It is reputedly the most expensive guest suite in Australia. Yet any punter who booked the Chamberlain Suite at El Questro Homestead simply to rack up A$1700 worth of frequent bragger points per night would have seriously short-changed himself. As the most spectacular suite in Australia, it hangs 15m above its namesake Chamberlain River, allowing its occupants an eagle's eye view of the 400-million year old sandstone banks, plus a Captain Hook's look straight down to the crocodiles who nightly loll in the river below, patient and hopeful.
Defying gravity and crocs, you can sink into an antique bathtub that sits on the Chamberlain Suite's deck, there to contemplate the East Kimberley wilderness spread before you. Across the river you'll spot (depending on the time of day and tilt of your head) swooping eagles, bulbous 1000-year-old boab trees, flocks of noisy corellas or silent stars.
The homestead is the top-shelf accommodation in the huge spread of Kimberley country that Will Burrell and his wife Celia purchased in 1991. Versions of the El Questro "creation myth" vary but the one I like most runs: not-so-old Etonian Will goes bush, spots "probably the worst cattle station in Australia" (his words), pays the owner a million dollars for its 2000 head of scrub cattle. Owner throws in the million acres. Will does a muster and — so rugged is this country — finds they've actually got 7000 cattle. Do they quit while they're 5000 ahead? No way. Within five years the Burrells transform a blank on the Kimberley map to one of the top wilderness resorts in the world. "Up here you can run more tourists to the acre than cattle," quips Will.
The homestead's five other guest rooms have similar if less heart-stopping vistas to the Chamberlain Suite's. Each is individually themed, with the overall "Outback Bali" aesthetic featuring carved Indonesian bedheads, solar topees on the wall and huge, wanton beds that beg to be flopped on.
Wherever you hang your topee, you're soon drawn out to the homestead's broad lawn as it swoops down to a pool beside the gorge. But the great outdoors here mean more than quaffing champagne in the spa pool. The real thrills of El Questro are its excursions, by four-wheel drive, helicopter or shank's pony. At Zebedee Springs, for instance, stretch out in the 32C water, be massaged by its flow, dream up at an indigo sky through the canopy of palms — and try to name a better spa, anywhere.
You can hike ravines like Emma Gorge, arriving at a circular pool fed by waters plunging over a high cliff. It's like swimming at the bottom of a vast sandstone cylinder. My favourite excursion is with a ranger (he's known simply as Colonel) who takes us by boat up the Chamberlain River. Beneath a raw escarpment he first points out three Aboriginal Wandjina figures painted in ochre, then a set of more complex images, the enigmatic "Bradshaw" figures that predate the Wandjinas by some 17 000 years. The elaborateness of their adornments and the skill of their depiction have scholars intrigued and visitors like us entranced.
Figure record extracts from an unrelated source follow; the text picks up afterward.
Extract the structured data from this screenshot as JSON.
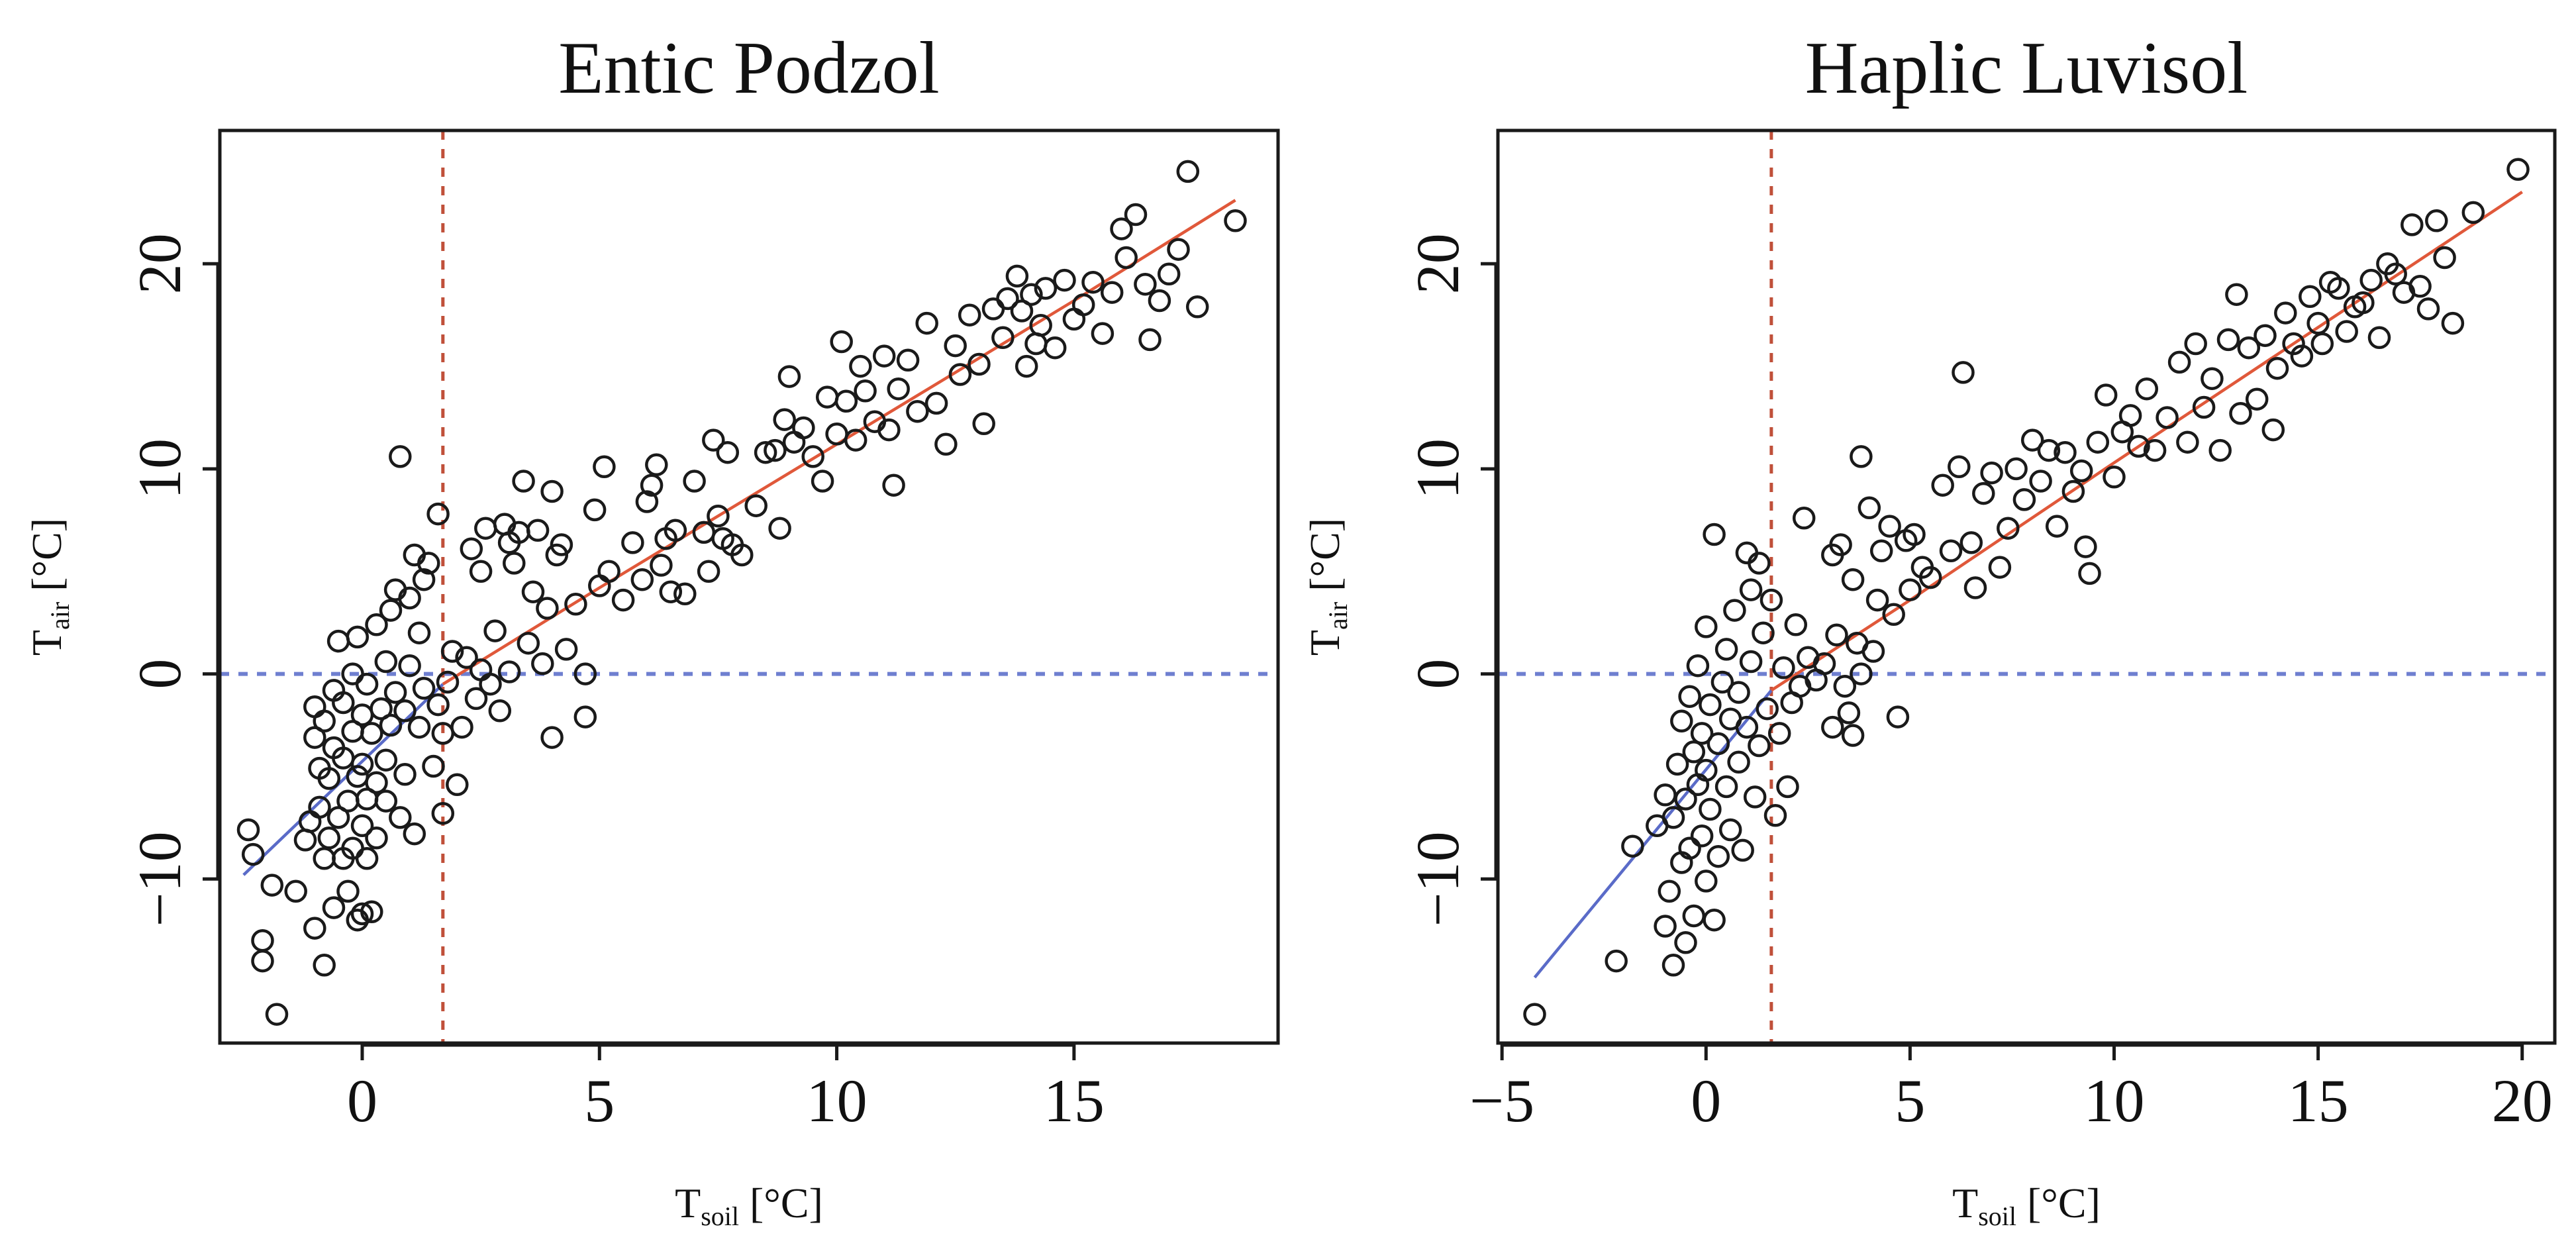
{
  "chart_data": [
    {
      "type": "scatter",
      "title": "Entic Podzol",
      "xlabel": {
        "base": "T",
        "sub": "soil",
        "unit": " [°C]"
      },
      "ylabel": {
        "base": "T",
        "sub": "air",
        "unit": " [°C]"
      },
      "xlim": [
        -3,
        19.3
      ],
      "ylim": [
        -18,
        26.5
      ],
      "xticks": [
        "0",
        "5",
        "10",
        "15"
      ],
      "yticks": [
        "-10",
        "0",
        "10",
        "20"
      ],
      "xticks_values": [
        0,
        5,
        10,
        15
      ],
      "yticks_values": [
        -10,
        0,
        10,
        20
      ],
      "threshold_x": 1.7,
      "reference_y": 0,
      "fit_low": [
        [
          -2.5,
          -9.8
        ],
        [
          1.7,
          -0.5
        ]
      ],
      "fit_high": [
        [
          1.7,
          -0.5
        ],
        [
          5,
          4.2
        ],
        [
          10,
          11.2
        ],
        [
          15,
          18.2
        ],
        [
          18.4,
          23.1
        ]
      ],
      "points": [
        [
          -2.4,
          -7.6
        ],
        [
          -2.3,
          -8.8
        ],
        [
          -2.1,
          -13
        ],
        [
          -2.1,
          -14
        ],
        [
          -1.9,
          -10.3
        ],
        [
          -1.8,
          -16.6
        ],
        [
          -1.4,
          -10.6
        ],
        [
          -1.2,
          -8.1
        ],
        [
          -1.1,
          -7.2
        ],
        [
          -1.0,
          -12.4
        ],
        [
          -1.0,
          -1.6
        ],
        [
          -1.0,
          -3.1
        ],
        [
          -0.9,
          -4.6
        ],
        [
          -0.9,
          -6.5
        ],
        [
          -0.8,
          -9.0
        ],
        [
          -0.8,
          -2.3
        ],
        [
          -0.8,
          -14.2
        ],
        [
          -0.7,
          -5.1
        ],
        [
          -0.7,
          -8.0
        ],
        [
          -0.6,
          -11.4
        ],
        [
          -0.6,
          -3.6
        ],
        [
          -0.6,
          -0.8
        ],
        [
          -0.5,
          -7.0
        ],
        [
          -0.5,
          1.6
        ],
        [
          -0.4,
          -9.0
        ],
        [
          -0.4,
          -4.1
        ],
        [
          -0.4,
          -1.4
        ],
        [
          -0.3,
          -6.2
        ],
        [
          -0.3,
          -10.6
        ],
        [
          -0.2,
          -2.8
        ],
        [
          -0.2,
          0.0
        ],
        [
          -0.2,
          -8.5
        ],
        [
          -0.1,
          -12.0
        ],
        [
          -0.1,
          -5.0
        ],
        [
          -0.1,
          1.8
        ],
        [
          0.0,
          -7.4
        ],
        [
          0.0,
          -2.0
        ],
        [
          0.0,
          -11.7
        ],
        [
          0.0,
          -4.4
        ],
        [
          0.1,
          -6.1
        ],
        [
          0.1,
          -0.5
        ],
        [
          0.1,
          -9.0
        ],
        [
          0.2,
          -2.9
        ],
        [
          0.2,
          -11.6
        ],
        [
          0.3,
          2.4
        ],
        [
          0.3,
          -5.3
        ],
        [
          0.3,
          -8.0
        ],
        [
          0.4,
          -1.7
        ],
        [
          0.5,
          0.6
        ],
        [
          0.5,
          -6.2
        ],
        [
          0.5,
          -4.2
        ],
        [
          0.6,
          3.1
        ],
        [
          0.6,
          -2.5
        ],
        [
          0.7,
          -0.9
        ],
        [
          0.7,
          4.1
        ],
        [
          0.8,
          10.6
        ],
        [
          0.8,
          -7.0
        ],
        [
          0.9,
          -4.9
        ],
        [
          0.9,
          -1.8
        ],
        [
          1.0,
          3.7
        ],
        [
          1.0,
          0.4
        ],
        [
          1.1,
          5.8
        ],
        [
          1.1,
          -7.8
        ],
        [
          1.2,
          2.0
        ],
        [
          1.2,
          -2.6
        ],
        [
          1.3,
          4.6
        ],
        [
          1.3,
          -0.7
        ],
        [
          1.4,
          5.4
        ],
        [
          1.5,
          -4.5
        ],
        [
          1.6,
          7.8
        ],
        [
          1.6,
          -1.5
        ],
        [
          1.7,
          -2.9
        ],
        [
          1.7,
          -6.8
        ],
        [
          1.8,
          -0.4
        ],
        [
          1.9,
          1.1
        ],
        [
          2.0,
          -5.4
        ],
        [
          2.1,
          -2.6
        ],
        [
          2.2,
          0.8
        ],
        [
          2.3,
          6.1
        ],
        [
          2.4,
          -1.2
        ],
        [
          2.5,
          5.0
        ],
        [
          2.5,
          0.2
        ],
        [
          2.6,
          7.1
        ],
        [
          2.7,
          -0.5
        ],
        [
          2.8,
          2.1
        ],
        [
          2.9,
          -1.8
        ],
        [
          3.0,
          7.3
        ],
        [
          3.1,
          6.4
        ],
        [
          3.1,
          0.1
        ],
        [
          3.2,
          5.4
        ],
        [
          3.3,
          6.9
        ],
        [
          3.4,
          9.4
        ],
        [
          3.5,
          1.5
        ],
        [
          3.6,
          4.0
        ],
        [
          3.7,
          7.0
        ],
        [
          3.8,
          0.5
        ],
        [
          3.9,
          3.2
        ],
        [
          4.0,
          -3.1
        ],
        [
          4.0,
          8.9
        ],
        [
          4.1,
          5.8
        ],
        [
          4.2,
          6.3
        ],
        [
          4.3,
          1.2
        ],
        [
          4.5,
          3.4
        ],
        [
          4.7,
          -2.1
        ],
        [
          4.7,
          0.0
        ],
        [
          4.9,
          8.0
        ],
        [
          5.0,
          4.3
        ],
        [
          5.1,
          10.1
        ],
        [
          5.2,
          5.0
        ],
        [
          5.5,
          3.6
        ],
        [
          5.7,
          6.4
        ],
        [
          5.9,
          4.6
        ],
        [
          6.0,
          8.4
        ],
        [
          6.1,
          9.2
        ],
        [
          6.2,
          10.2
        ],
        [
          6.3,
          5.3
        ],
        [
          6.4,
          6.6
        ],
        [
          6.5,
          4.0
        ],
        [
          6.6,
          7.0
        ],
        [
          6.8,
          3.9
        ],
        [
          7.0,
          9.4
        ],
        [
          7.2,
          6.9
        ],
        [
          7.3,
          5.0
        ],
        [
          7.4,
          11.4
        ],
        [
          7.5,
          7.7
        ],
        [
          7.6,
          6.6
        ],
        [
          7.7,
          10.8
        ],
        [
          7.8,
          6.3
        ],
        [
          8.0,
          5.8
        ],
        [
          8.3,
          8.2
        ],
        [
          8.5,
          10.8
        ],
        [
          8.7,
          10.9
        ],
        [
          8.8,
          7.1
        ],
        [
          8.9,
          12.4
        ],
        [
          9.0,
          14.5
        ],
        [
          9.1,
          11.3
        ],
        [
          9.3,
          12.0
        ],
        [
          9.5,
          10.6
        ],
        [
          9.7,
          9.4
        ],
        [
          9.8,
          13.5
        ],
        [
          10.0,
          11.7
        ],
        [
          10.1,
          16.2
        ],
        [
          10.2,
          13.3
        ],
        [
          10.4,
          11.4
        ],
        [
          10.5,
          15.0
        ],
        [
          10.6,
          13.8
        ],
        [
          10.8,
          12.3
        ],
        [
          11.0,
          15.5
        ],
        [
          11.1,
          11.9
        ],
        [
          11.2,
          9.2
        ],
        [
          11.3,
          13.9
        ],
        [
          11.5,
          15.3
        ],
        [
          11.7,
          12.8
        ],
        [
          11.9,
          17.1
        ],
        [
          12.1,
          13.2
        ],
        [
          12.3,
          11.2
        ],
        [
          12.5,
          16.0
        ],
        [
          12.6,
          14.6
        ],
        [
          12.8,
          17.5
        ],
        [
          13.0,
          15.1
        ],
        [
          13.1,
          12.2
        ],
        [
          13.3,
          17.8
        ],
        [
          13.5,
          16.4
        ],
        [
          13.6,
          18.3
        ],
        [
          13.8,
          19.4
        ],
        [
          13.9,
          17.7
        ],
        [
          14.0,
          15.0
        ],
        [
          14.1,
          18.5
        ],
        [
          14.2,
          16.1
        ],
        [
          14.3,
          17.0
        ],
        [
          14.4,
          18.8
        ],
        [
          14.6,
          15.9
        ],
        [
          14.8,
          19.2
        ],
        [
          15.0,
          17.3
        ],
        [
          15.2,
          18.0
        ],
        [
          15.4,
          19.1
        ],
        [
          15.6,
          16.6
        ],
        [
          15.8,
          18.6
        ],
        [
          16.0,
          21.7
        ],
        [
          16.1,
          20.3
        ],
        [
          16.3,
          22.4
        ],
        [
          16.5,
          19.0
        ],
        [
          16.6,
          16.3
        ],
        [
          16.8,
          18.2
        ],
        [
          17.0,
          19.5
        ],
        [
          17.2,
          20.7
        ],
        [
          17.4,
          24.5
        ],
        [
          17.6,
          17.9
        ],
        [
          18.4,
          22.1
        ]
      ]
    },
    {
      "type": "scatter",
      "title": "Haplic Luvisol",
      "xlabel": {
        "base": "T",
        "sub": "soil",
        "unit": " [°C]"
      },
      "ylabel": {
        "base": "T",
        "sub": "air",
        "unit": " [°C]"
      },
      "xlim": [
        -5.1,
        20.8
      ],
      "ylim": [
        -18,
        26.5
      ],
      "xticks": [
        "-5",
        "0",
        "5",
        "10",
        "15",
        "20"
      ],
      "yticks": [
        "-10",
        "0",
        "10",
        "20"
      ],
      "xticks_values": [
        -5,
        0,
        5,
        10,
        15,
        20
      ],
      "yticks_values": [
        -10,
        0,
        10,
        20
      ],
      "threshold_x": 1.6,
      "reference_y": 0,
      "fit_low": [
        [
          -4.2,
          -14.8
        ],
        [
          1.6,
          -0.8
        ]
      ],
      "fit_high": [
        [
          1.6,
          -0.8
        ],
        [
          5,
          3.6
        ],
        [
          10,
          10.3
        ],
        [
          15,
          16.9
        ],
        [
          20,
          23.5
        ]
      ],
      "points": [
        [
          -4.2,
          -16.6
        ],
        [
          -2.2,
          -14.0
        ],
        [
          -1.8,
          -8.4
        ],
        [
          -1.2,
          -7.4
        ],
        [
          -1.0,
          -5.9
        ],
        [
          -1.0,
          -12.3
        ],
        [
          -0.9,
          -10.6
        ],
        [
          -0.8,
          -14.2
        ],
        [
          -0.8,
          -7.0
        ],
        [
          -0.7,
          -4.4
        ],
        [
          -0.6,
          -9.2
        ],
        [
          -0.6,
          -2.3
        ],
        [
          -0.5,
          -13.1
        ],
        [
          -0.5,
          -6.1
        ],
        [
          -0.4,
          -1.1
        ],
        [
          -0.4,
          -8.5
        ],
        [
          -0.3,
          -3.8
        ],
        [
          -0.3,
          -11.8
        ],
        [
          -0.2,
          -5.4
        ],
        [
          -0.2,
          0.4
        ],
        [
          -0.1,
          -7.9
        ],
        [
          -0.1,
          -2.9
        ],
        [
          0.0,
          -10.1
        ],
        [
          0.0,
          -4.7
        ],
        [
          0.0,
          2.3
        ],
        [
          0.1,
          -6.6
        ],
        [
          0.1,
          -1.5
        ],
        [
          0.2,
          -12.0
        ],
        [
          0.2,
          6.8
        ],
        [
          0.3,
          -3.4
        ],
        [
          0.3,
          -8.9
        ],
        [
          0.4,
          -0.4
        ],
        [
          0.5,
          -5.5
        ],
        [
          0.5,
          1.2
        ],
        [
          0.6,
          -2.2
        ],
        [
          0.6,
          -7.6
        ],
        [
          0.7,
          3.1
        ],
        [
          0.8,
          -4.3
        ],
        [
          0.8,
          -0.9
        ],
        [
          0.9,
          -8.6
        ],
        [
          1.0,
          5.9
        ],
        [
          1.0,
          -2.6
        ],
        [
          1.1,
          4.1
        ],
        [
          1.1,
          0.6
        ],
        [
          1.2,
          -6.0
        ],
        [
          1.3,
          5.4
        ],
        [
          1.3,
          -3.5
        ],
        [
          1.4,
          2.0
        ],
        [
          1.5,
          -1.7
        ],
        [
          1.6,
          3.6
        ],
        [
          1.7,
          -6.9
        ],
        [
          1.8,
          -2.9
        ],
        [
          1.9,
          0.3
        ],
        [
          2.0,
          -5.5
        ],
        [
          2.1,
          -1.4
        ],
        [
          2.2,
          2.4
        ],
        [
          2.3,
          -0.6
        ],
        [
          2.4,
          7.6
        ],
        [
          2.5,
          0.8
        ],
        [
          2.7,
          -0.3
        ],
        [
          2.9,
          0.5
        ],
        [
          3.1,
          5.8
        ],
        [
          3.1,
          -2.6
        ],
        [
          3.2,
          1.9
        ],
        [
          3.3,
          6.3
        ],
        [
          3.4,
          -0.6
        ],
        [
          3.5,
          -1.9
        ],
        [
          3.6,
          4.6
        ],
        [
          3.6,
          -3.0
        ],
        [
          3.7,
          1.5
        ],
        [
          3.8,
          10.6
        ],
        [
          3.8,
          0.0
        ],
        [
          4.0,
          8.1
        ],
        [
          4.1,
          1.1
        ],
        [
          4.2,
          3.6
        ],
        [
          4.3,
          6.0
        ],
        [
          4.5,
          7.2
        ],
        [
          4.6,
          2.9
        ],
        [
          4.7,
          -2.1
        ],
        [
          4.9,
          6.5
        ],
        [
          5.0,
          4.1
        ],
        [
          5.1,
          6.8
        ],
        [
          5.3,
          5.2
        ],
        [
          5.5,
          4.7
        ],
        [
          5.8,
          9.2
        ],
        [
          6.0,
          6.0
        ],
        [
          6.2,
          10.1
        ],
        [
          6.3,
          14.7
        ],
        [
          6.5,
          6.4
        ],
        [
          6.6,
          4.2
        ],
        [
          6.8,
          8.8
        ],
        [
          7.0,
          9.8
        ],
        [
          7.2,
          5.2
        ],
        [
          7.4,
          7.1
        ],
        [
          7.6,
          10.0
        ],
        [
          7.8,
          8.5
        ],
        [
          8.0,
          11.4
        ],
        [
          8.2,
          9.4
        ],
        [
          8.4,
          10.9
        ],
        [
          8.6,
          7.2
        ],
        [
          8.8,
          10.8
        ],
        [
          9.0,
          8.9
        ],
        [
          9.2,
          9.9
        ],
        [
          9.3,
          6.2
        ],
        [
          9.4,
          4.9
        ],
        [
          9.6,
          11.3
        ],
        [
          9.8,
          13.6
        ],
        [
          10.0,
          9.6
        ],
        [
          10.2,
          11.8
        ],
        [
          10.4,
          12.6
        ],
        [
          10.6,
          11.1
        ],
        [
          10.8,
          13.9
        ],
        [
          11.0,
          10.9
        ],
        [
          11.3,
          12.5
        ],
        [
          11.6,
          15.2
        ],
        [
          11.8,
          11.3
        ],
        [
          12.0,
          16.1
        ],
        [
          12.2,
          13.0
        ],
        [
          12.4,
          14.4
        ],
        [
          12.6,
          10.9
        ],
        [
          12.8,
          16.3
        ],
        [
          13.0,
          18.5
        ],
        [
          13.1,
          12.7
        ],
        [
          13.3,
          15.9
        ],
        [
          13.5,
          13.4
        ],
        [
          13.7,
          16.5
        ],
        [
          13.9,
          11.9
        ],
        [
          14.0,
          14.9
        ],
        [
          14.2,
          17.6
        ],
        [
          14.4,
          16.1
        ],
        [
          14.6,
          15.5
        ],
        [
          14.8,
          18.4
        ],
        [
          15.0,
          17.1
        ],
        [
          15.1,
          16.1
        ],
        [
          15.3,
          19.1
        ],
        [
          15.5,
          18.8
        ],
        [
          15.7,
          16.7
        ],
        [
          15.9,
          17.9
        ],
        [
          16.1,
          18.1
        ],
        [
          16.3,
          19.2
        ],
        [
          16.5,
          16.4
        ],
        [
          16.7,
          20.0
        ],
        [
          16.9,
          19.5
        ],
        [
          17.1,
          18.6
        ],
        [
          17.3,
          21.9
        ],
        [
          17.5,
          18.9
        ],
        [
          17.7,
          17.8
        ],
        [
          17.9,
          22.1
        ],
        [
          18.1,
          20.3
        ],
        [
          18.3,
          17.1
        ],
        [
          18.8,
          22.5
        ],
        [
          19.9,
          24.6
        ]
      ]
    }
  ]
}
Homestead guests enjoy complimentary excursions such as a Chamberlain Gorge cruise, Zebedee Springs and half-day barramundi fishing tour. Other excursions start from A$75, with a half-hour helicopter scenic flight costing A$165 per person.
They leave the best till almost last — a helicopter flight over the Pentecost River and its ancient, inaccessible fissures. To take the brief journey from the homestead's svelte lawns and creature comforts to the billion-year old red bones of the Kimberley plateau is like witnessing nothing less than a jump-cut edit in Creation the Movie.
The homestead's prandial adventures cannot be ignored. They're so inventive and tempting that with our last lunch one of my companions sighs happily, "Arrive like a willow, leave like a boab."